Another "wikipedia is shite but I'm not going to give any examples and I'm going to ignore the fact I could have edited it to make it better but didn't" post.
If i have to edit it to make it accurate, why should i rely on wikipedia in the first place?
When i wrote an MBR/VBR for some real mode x86 stuff, i initially relied but on the wikipedia and osdev pages for FAT and the bios/bootlader stuff. This is how i learned the hard way how unreliable it is. Details are left out, the scope of validity for information is rarely specified, vague "many implementations" phrases that do not give any hints whether a certain behavior needs to be emulated or not.
I ended up discarding both wikipedia and the osdev wiki and using the IBM PS/2 reference manual, as well as some details from the MS PnP specification.
I had similar issues with the wikipedia explanation of the german Hl- and Ks-Signal systems for train safety, as well as articles related to intel peripheral controllers and serial ports.
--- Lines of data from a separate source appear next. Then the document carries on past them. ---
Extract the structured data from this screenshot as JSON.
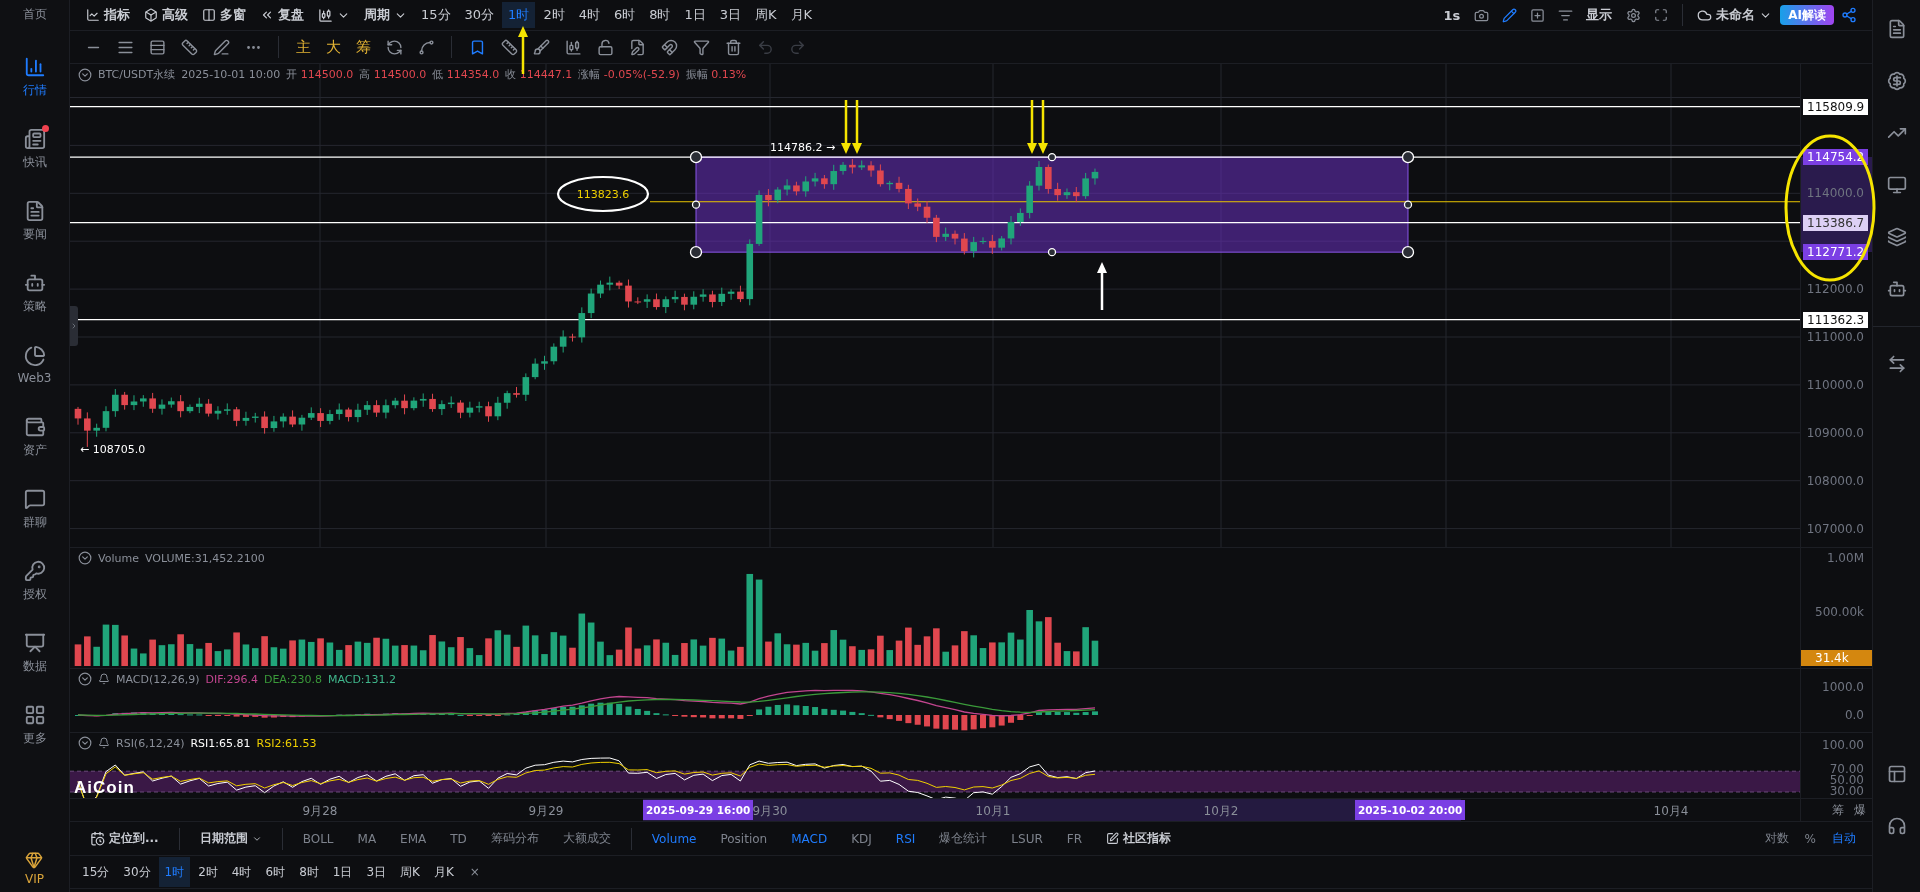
{
  "sidebar": {
    "top_label": "首页",
    "items": [
      {
        "label": "行情",
        "selected": true,
        "dot": false
      },
      {
        "label": "快讯",
        "selected": false,
        "dot": true
      },
      {
        "label": "要闻",
        "selected": false,
        "dot": false
      },
      {
        "label": "策略",
        "selected": false,
        "dot": false
      },
      {
        "label": "Web3",
        "selected": false,
        "dot": false
      },
      {
        "label": "资产",
        "selected": false,
        "dot": false
      },
      {
        "label": "群聊",
        "selected": false,
        "dot": false
      },
      {
        "label": "授权",
        "selected": false,
        "dot": false
      },
      {
        "label": "数据",
        "selected": false,
        "dot": false
      },
      {
        "label": "更多",
        "selected": false,
        "dot": false
      }
    ],
    "vip": "VIP"
  },
  "toolbar": {
    "tools": [
      "指标",
      "高级",
      "多窗",
      "复盘"
    ],
    "period_menu": "周期",
    "intervals": [
      {
        "label": "15分",
        "selected": false
      },
      {
        "label": "30分",
        "selected": false
      },
      {
        "label": "1时",
        "selected": true
      },
      {
        "label": "2时",
        "selected": false
      },
      {
        "label": "4时",
        "selected": false
      },
      {
        "label": "6时",
        "selected": false
      },
      {
        "label": "8时",
        "selected": false
      },
      {
        "label": "1日",
        "selected": false
      },
      {
        "label": "3日",
        "selected": false
      },
      {
        "label": "周K",
        "selected": false
      },
      {
        "label": "月K",
        "selected": false
      }
    ],
    "refresh": "1s",
    "display": "显示",
    "layout_name": "未命名",
    "ai_button": "AI解读"
  },
  "drawing_toolbar": {
    "chart_modes": [
      "主",
      "大",
      "筹"
    ]
  },
  "info": {
    "symbol": "BTC/USDT永续",
    "time": "2025-10-01 10:00",
    "fields": [
      {
        "label": "开",
        "value": "114500.0"
      },
      {
        "label": "高",
        "value": "114500.0"
      },
      {
        "label": "低",
        "value": "114354.0"
      },
      {
        "label": "收",
        "value": "114447.1"
      },
      {
        "label": "涨幅",
        "value": "-0.05%(-52.9)"
      },
      {
        "label": "振幅",
        "value": "0.13%"
      }
    ]
  },
  "main_chart": {
    "price_ticks": [
      "114000.0",
      "112000.0",
      "111000.0",
      "110000.0",
      "109000.0",
      "108000.0",
      "107000.0"
    ],
    "price_tags": [
      {
        "label": "115809.9",
        "kind": "line"
      },
      {
        "label": "114754.2",
        "kind": "line_box"
      },
      {
        "label": "113386.7",
        "kind": "line_band"
      },
      {
        "label": "112771.2",
        "kind": "box"
      },
      {
        "label": "111362.3",
        "kind": "line"
      }
    ],
    "midline_label": "113823.6",
    "high_marker": "114786.2 →",
    "low_marker": "← 108705.0"
  },
  "volume": {
    "legend": "Volume",
    "value": "VOLUME:31,452.2100",
    "ticks": [
      "1.00M",
      "500.00k"
    ],
    "tag": "31.4k"
  },
  "macd": {
    "legend": "MACD(12,26,9)",
    "values": [
      {
        "text": "DIF:296.4",
        "color": "#c2458f"
      },
      {
        "text": "DEA:230.8",
        "color": "#3a9a3a"
      },
      {
        "text": "MACD:131.2",
        "color": "#3fb68b"
      }
    ],
    "ticks": [
      "1000.0",
      "0.0"
    ]
  },
  "rsi": {
    "legend": "RSI(6,12,24)",
    "values": [
      {
        "text": "RSI1:65.81",
        "color": "#ffffff"
      },
      {
        "text": "RSI2:61.53",
        "color": "#f0d000"
      }
    ],
    "ticks": [
      "100.00",
      "70.00",
      "50.00",
      "30.00"
    ],
    "logo": "AiCoin"
  },
  "time_axis": {
    "labels": [
      "9月28",
      "9月29",
      "9月30",
      "10月1",
      "10月2",
      "10月4"
    ],
    "range_start": "2025-09-29 16:00",
    "range_end": "2025-10-02 20:00",
    "right_buttons": [
      "筹",
      "爆"
    ]
  },
  "indicator_bar": {
    "locate": "定位到...",
    "date_range": "日期范围",
    "overlays": [
      "BOLL",
      "MA",
      "EMA",
      "TD",
      "筹码分布",
      "大额成交"
    ],
    "panes": [
      {
        "label": "Volume",
        "on": true
      },
      {
        "label": "Position",
        "on": false
      },
      {
        "label": "MACD",
        "on": true
      },
      {
        "label": "KDJ",
        "on": false
      },
      {
        "label": "RSI",
        "on": true
      },
      {
        "label": "爆仓统计",
        "on": false
      },
      {
        "label": "LSUR",
        "on": false
      },
      {
        "label": "FR",
        "on": false
      }
    ],
    "community": "社区指标",
    "scale_options": [
      {
        "label": "对数",
        "on": false
      },
      {
        "label": "%",
        "on": false
      },
      {
        "label": "自动",
        "on": true
      }
    ]
  },
  "bottom_intervals": [
    {
      "label": "15分",
      "selected": false
    },
    {
      "label": "30分",
      "selected": false
    },
    {
      "label": "1时",
      "selected": true
    },
    {
      "label": "2时",
      "selected": false
    },
    {
      "label": "4时",
      "selected": false
    },
    {
      "label": "6时",
      "selected": false
    },
    {
      "label": "8时",
      "selected": false
    },
    {
      "label": "1日",
      "selected": false
    },
    {
      "label": "3日",
      "selected": false
    },
    {
      "label": "周K",
      "selected": false
    },
    {
      "label": "月K",
      "selected": false
    }
  ],
  "bottom_close": "×"
}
Often they are just not deep and detailed enough to answer my questions.
[tl;dr] It feels like reading a pop-sci article when you actually need the original paper.
You are confused about wiki, it's encyclopaedic articles and an overview, a good jumping off point (that's what the references at the bottom of the page are for, does this help https://en.wikipedia.org/wiki/Master_boot_record#References), not the sum of all human knowledge
"If i have to edit it to make it accurate, why should i rely on wikipedia in the first place?"
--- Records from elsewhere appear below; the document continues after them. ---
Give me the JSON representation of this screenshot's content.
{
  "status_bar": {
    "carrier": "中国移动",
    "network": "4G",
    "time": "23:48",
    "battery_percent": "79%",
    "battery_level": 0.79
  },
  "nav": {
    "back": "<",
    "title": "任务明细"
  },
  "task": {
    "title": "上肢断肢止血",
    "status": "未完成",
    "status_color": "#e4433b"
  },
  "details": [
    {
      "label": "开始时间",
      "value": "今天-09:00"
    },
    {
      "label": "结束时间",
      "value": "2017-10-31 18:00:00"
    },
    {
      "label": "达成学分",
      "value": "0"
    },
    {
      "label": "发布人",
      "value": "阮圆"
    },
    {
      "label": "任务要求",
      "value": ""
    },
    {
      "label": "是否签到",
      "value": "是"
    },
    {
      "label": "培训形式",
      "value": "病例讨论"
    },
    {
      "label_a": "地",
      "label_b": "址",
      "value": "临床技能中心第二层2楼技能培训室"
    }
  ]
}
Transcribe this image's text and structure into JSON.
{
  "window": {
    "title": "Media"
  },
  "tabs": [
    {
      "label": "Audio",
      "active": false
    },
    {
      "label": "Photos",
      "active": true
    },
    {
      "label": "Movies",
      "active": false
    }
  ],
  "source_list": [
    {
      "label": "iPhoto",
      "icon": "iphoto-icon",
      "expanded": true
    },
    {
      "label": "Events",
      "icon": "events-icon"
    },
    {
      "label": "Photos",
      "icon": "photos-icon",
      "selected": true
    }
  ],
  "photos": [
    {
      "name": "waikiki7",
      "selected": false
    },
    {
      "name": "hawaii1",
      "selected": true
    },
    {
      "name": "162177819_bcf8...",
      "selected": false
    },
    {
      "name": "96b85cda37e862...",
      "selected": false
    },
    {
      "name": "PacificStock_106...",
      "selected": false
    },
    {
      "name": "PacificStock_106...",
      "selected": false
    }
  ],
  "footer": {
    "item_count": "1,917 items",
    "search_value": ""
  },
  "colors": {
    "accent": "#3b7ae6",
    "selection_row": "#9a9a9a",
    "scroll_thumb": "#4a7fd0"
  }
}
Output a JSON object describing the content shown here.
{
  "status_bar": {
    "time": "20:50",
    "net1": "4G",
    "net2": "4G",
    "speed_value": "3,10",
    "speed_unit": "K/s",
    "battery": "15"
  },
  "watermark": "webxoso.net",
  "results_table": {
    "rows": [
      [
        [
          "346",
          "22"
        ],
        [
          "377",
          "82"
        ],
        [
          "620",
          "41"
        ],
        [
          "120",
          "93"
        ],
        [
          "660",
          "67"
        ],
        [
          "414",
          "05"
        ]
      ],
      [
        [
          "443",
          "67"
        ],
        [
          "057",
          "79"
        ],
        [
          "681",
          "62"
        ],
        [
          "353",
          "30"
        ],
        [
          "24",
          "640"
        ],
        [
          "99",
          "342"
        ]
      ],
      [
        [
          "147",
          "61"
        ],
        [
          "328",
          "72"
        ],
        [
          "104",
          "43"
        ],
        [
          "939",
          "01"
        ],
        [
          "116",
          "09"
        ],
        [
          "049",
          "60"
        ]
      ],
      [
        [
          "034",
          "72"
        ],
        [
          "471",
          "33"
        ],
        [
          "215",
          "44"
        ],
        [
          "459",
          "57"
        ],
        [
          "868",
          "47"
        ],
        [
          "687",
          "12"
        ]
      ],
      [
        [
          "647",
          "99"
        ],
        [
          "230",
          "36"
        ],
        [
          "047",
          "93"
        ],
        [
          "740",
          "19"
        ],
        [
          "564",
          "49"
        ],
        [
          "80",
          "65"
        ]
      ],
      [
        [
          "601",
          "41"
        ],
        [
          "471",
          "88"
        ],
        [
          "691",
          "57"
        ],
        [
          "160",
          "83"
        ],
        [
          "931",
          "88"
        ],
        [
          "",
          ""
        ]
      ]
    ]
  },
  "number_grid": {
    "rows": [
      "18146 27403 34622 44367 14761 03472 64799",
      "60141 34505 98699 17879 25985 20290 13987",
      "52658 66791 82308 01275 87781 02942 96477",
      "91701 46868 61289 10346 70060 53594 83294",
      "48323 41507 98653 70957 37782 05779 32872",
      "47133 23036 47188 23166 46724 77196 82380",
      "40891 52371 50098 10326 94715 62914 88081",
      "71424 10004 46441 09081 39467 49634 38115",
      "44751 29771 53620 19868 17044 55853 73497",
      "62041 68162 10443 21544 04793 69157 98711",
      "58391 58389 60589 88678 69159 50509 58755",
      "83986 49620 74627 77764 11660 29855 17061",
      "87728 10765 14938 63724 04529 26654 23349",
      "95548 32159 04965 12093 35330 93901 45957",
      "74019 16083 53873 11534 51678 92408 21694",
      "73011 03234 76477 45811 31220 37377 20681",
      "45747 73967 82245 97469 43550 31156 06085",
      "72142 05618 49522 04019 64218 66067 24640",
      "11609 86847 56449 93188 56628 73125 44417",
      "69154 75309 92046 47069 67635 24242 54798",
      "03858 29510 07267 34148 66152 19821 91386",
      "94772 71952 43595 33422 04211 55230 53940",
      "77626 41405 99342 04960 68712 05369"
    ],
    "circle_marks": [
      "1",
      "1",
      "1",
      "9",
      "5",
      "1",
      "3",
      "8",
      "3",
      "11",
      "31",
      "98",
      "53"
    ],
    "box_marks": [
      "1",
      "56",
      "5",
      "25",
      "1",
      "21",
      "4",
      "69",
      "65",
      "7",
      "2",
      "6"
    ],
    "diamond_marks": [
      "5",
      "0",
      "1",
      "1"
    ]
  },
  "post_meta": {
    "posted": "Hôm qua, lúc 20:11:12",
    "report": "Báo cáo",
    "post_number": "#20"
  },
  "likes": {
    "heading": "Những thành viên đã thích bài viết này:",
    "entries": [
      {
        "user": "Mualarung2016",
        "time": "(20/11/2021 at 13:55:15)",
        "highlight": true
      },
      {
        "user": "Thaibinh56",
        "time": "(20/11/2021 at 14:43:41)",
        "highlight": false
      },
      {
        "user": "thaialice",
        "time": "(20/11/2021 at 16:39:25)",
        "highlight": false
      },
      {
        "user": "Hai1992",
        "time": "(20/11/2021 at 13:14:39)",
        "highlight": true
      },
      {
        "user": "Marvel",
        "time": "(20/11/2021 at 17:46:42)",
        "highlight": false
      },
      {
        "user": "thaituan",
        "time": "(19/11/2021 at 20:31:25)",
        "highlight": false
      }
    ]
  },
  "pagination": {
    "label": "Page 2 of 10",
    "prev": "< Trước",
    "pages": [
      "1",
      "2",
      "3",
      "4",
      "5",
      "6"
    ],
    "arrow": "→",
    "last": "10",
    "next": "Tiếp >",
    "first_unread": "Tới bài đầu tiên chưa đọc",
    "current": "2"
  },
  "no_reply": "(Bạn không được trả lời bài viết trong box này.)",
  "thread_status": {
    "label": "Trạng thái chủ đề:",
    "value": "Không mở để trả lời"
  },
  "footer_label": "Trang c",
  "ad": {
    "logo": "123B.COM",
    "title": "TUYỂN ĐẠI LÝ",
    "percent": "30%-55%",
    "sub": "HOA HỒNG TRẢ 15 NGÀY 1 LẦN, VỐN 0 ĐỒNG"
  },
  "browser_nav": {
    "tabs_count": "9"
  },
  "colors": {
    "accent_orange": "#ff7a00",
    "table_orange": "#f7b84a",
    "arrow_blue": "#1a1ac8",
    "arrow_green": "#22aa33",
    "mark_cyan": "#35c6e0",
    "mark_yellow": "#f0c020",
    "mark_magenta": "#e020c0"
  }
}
And there we have it, the entitlement with no expectation of giving anything back. It's for other people too. You're not the only person who uses wiki, you just haven't realised it yet.
Read the primary sources! They are the source of truth, there is no need to rely on wikipedia editors or journalists to rephrase it correctly, which they are often unable to.
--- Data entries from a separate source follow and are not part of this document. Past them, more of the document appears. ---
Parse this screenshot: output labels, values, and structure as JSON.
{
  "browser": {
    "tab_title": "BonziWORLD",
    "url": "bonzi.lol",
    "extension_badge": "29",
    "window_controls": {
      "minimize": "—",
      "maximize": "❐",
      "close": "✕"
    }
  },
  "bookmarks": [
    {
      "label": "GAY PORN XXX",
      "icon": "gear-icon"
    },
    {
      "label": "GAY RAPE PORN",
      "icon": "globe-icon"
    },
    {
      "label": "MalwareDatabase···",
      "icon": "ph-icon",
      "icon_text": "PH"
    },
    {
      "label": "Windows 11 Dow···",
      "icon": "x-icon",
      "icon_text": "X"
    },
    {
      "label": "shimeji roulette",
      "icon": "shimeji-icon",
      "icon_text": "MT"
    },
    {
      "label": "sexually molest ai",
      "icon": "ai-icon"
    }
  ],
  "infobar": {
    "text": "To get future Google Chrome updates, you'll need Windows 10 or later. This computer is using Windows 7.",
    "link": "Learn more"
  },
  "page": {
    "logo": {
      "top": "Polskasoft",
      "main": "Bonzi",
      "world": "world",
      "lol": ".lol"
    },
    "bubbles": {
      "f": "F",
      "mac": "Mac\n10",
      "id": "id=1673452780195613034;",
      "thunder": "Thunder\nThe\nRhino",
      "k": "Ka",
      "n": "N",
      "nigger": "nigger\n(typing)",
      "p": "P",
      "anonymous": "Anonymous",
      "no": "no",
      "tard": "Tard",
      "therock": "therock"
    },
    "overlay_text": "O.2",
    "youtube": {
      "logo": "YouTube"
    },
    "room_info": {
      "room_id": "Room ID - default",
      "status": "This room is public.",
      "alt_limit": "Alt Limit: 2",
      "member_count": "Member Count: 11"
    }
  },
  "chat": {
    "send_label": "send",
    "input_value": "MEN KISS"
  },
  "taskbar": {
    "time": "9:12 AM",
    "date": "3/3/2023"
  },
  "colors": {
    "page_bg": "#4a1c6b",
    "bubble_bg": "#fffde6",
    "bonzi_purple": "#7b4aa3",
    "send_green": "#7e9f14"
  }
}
Just bypass wikipedia. Your implication that its something that the world requires is not correct.
Counterpoint: I fact checked and corrected an article - the original article author misread the cited source and claimed statistics that were plausible but incorrect. In the process I improved the readability of the paragraph I touched up. My change was never reverted, and it was within the last year on a page related to slavery and human trafficking - so not exactly fringe, and subject to lots of eyeballs.
I would not be surprised if a lot of the people carrying forward the “Wikipedia is uneditable” meme have not even tried to edit Wikipedia at this point.
Why are ignoring this whole thread, full of testomies to the fact that you can't, actually, edit any of it? May be this view isn't true, but in context of this conversation intellectual honestly requires at least to acknowledge, if not meaningfully challenge it.
Counterpoint: I fact checked and corrected an article - the original article author misread the cited source and claimed statistics that were plausible but incorrect. In the process I improved the readability of the paragraph I touched up. My change was never reverted, and it was within the last year on a page related to slavery and human trafficking.
I suspect people complaining about reverted edits follow the same pattern as people leaving negative reviews online: people tend to be vocal when unhappy, and people that haven’t had problems aren’t motivated to do the opposite.
I have made many minor edits across many articles over the years, and never had a single one reverted directly. Some have been swallowed up during later re-writes and that's fine too. The thing is with Wikipedia, is a) register for an account, and b) start with very small edits.
That said, I've never tried to create an article - maybe that's where the real battleground is?
Perhaps link to a few such testimonies? I can see eg. <https://news.ycombinator.com/item?id=31057311> where people are explaining why an edit might not have been accepted for good reason. Make a case instead of complaining you're so hard done by.
Edits can be done by asking rather than doing, a small edit was made after I asked for some clarity in the lattices article. WFM as they say.